The fiber in chia seeds is mainly soluble fiber and mucilage, the substance responsible for the gluey texture of moistened chia seeds. These fibers may help to lower LDL cholesterol and slow down digestion, which can prevent blood sugar spikes after eating a meal and promote a feeling of fullness.
Nutrition Facts
Amount Per |
Calories 486 |
% Daily Value* | |
Total Fat 31 g | 47% |
Saturated fat 3.3 g | 16% |
Trans fat regulation 0.1 g | |
Cholesterol 0 mg | 0% |
Sodium 16 mg | 0% |
Potassium 407 mg | 11% |
Total Carbohydrate 42 g | 14% |
Dietary fiber 34 g | 136% |
Protein 17 g | 34% |
Vitamin C | 2% | Calcium | 63% |
Iron | 42% | Cobalamin | 0% |
Magnesium | 83% |
People can eat chia seeds raw by adding them to a variety of foods, such as cereal, yogurt, smoothies, and as a topping on salads.
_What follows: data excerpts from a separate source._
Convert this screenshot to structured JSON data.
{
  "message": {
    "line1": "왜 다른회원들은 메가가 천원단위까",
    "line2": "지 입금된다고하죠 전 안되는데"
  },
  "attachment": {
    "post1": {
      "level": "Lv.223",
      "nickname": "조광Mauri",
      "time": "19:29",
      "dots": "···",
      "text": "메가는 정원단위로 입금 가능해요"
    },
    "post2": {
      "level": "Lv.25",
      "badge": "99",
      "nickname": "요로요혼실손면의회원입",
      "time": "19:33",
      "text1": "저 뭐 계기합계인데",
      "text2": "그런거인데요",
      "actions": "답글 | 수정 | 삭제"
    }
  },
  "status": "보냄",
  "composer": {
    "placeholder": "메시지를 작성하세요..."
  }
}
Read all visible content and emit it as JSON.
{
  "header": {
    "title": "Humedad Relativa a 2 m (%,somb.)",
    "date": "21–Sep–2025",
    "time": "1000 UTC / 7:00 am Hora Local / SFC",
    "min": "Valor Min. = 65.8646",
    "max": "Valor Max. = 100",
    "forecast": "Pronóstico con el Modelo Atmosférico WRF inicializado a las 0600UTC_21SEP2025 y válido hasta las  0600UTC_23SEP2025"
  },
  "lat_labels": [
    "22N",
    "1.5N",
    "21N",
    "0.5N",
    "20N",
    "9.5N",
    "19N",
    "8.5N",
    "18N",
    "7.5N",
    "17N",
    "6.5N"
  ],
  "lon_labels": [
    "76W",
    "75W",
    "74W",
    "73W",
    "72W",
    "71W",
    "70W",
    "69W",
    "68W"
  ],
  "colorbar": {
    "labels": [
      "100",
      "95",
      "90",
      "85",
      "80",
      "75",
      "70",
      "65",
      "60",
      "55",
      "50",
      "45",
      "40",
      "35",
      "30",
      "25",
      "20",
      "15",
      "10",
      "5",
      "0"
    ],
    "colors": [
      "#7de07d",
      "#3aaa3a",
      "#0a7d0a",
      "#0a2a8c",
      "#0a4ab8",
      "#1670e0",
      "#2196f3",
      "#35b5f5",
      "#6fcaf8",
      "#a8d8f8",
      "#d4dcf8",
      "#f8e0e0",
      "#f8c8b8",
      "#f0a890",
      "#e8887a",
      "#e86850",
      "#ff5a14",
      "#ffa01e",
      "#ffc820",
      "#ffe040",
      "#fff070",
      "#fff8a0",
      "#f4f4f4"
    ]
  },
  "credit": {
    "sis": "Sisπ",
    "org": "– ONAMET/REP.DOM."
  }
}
It is also possible to soak chia seeds in a liquid, which turns the seeds into a gel-like substance. This can make them useful for thickening desserts, such as chia seed pudding.
To make a strawberry chia seed pudding, mix the following ingredients in a blender:
- 1—1.5 cups of frozen strawberries
- 3 tbsp of chia seeds
- 1 tbsp of coconut nectar or maple syrup
- a pinch of salt
- 1 teaspoon (tsp) of lemon juice
- 1.5 cups of dairy or non-dairy milk
Chill the mixture in a refrigerator for an hour or so before eating.
Also is possible to use it as a substitute for eggs in baked goods, such as muffins and cookies. This can be helpful for people with egg allergies or intolerances, or for those following a vegan diet.
To use the seeds as an egg substitute in baking, try mixing 1 tbsp of whole it, or 2 tsp of ground it, with 3 tbsp of water. Let them sit for a few minutes. When the mixture has become a gel, use it to replace 1 egg.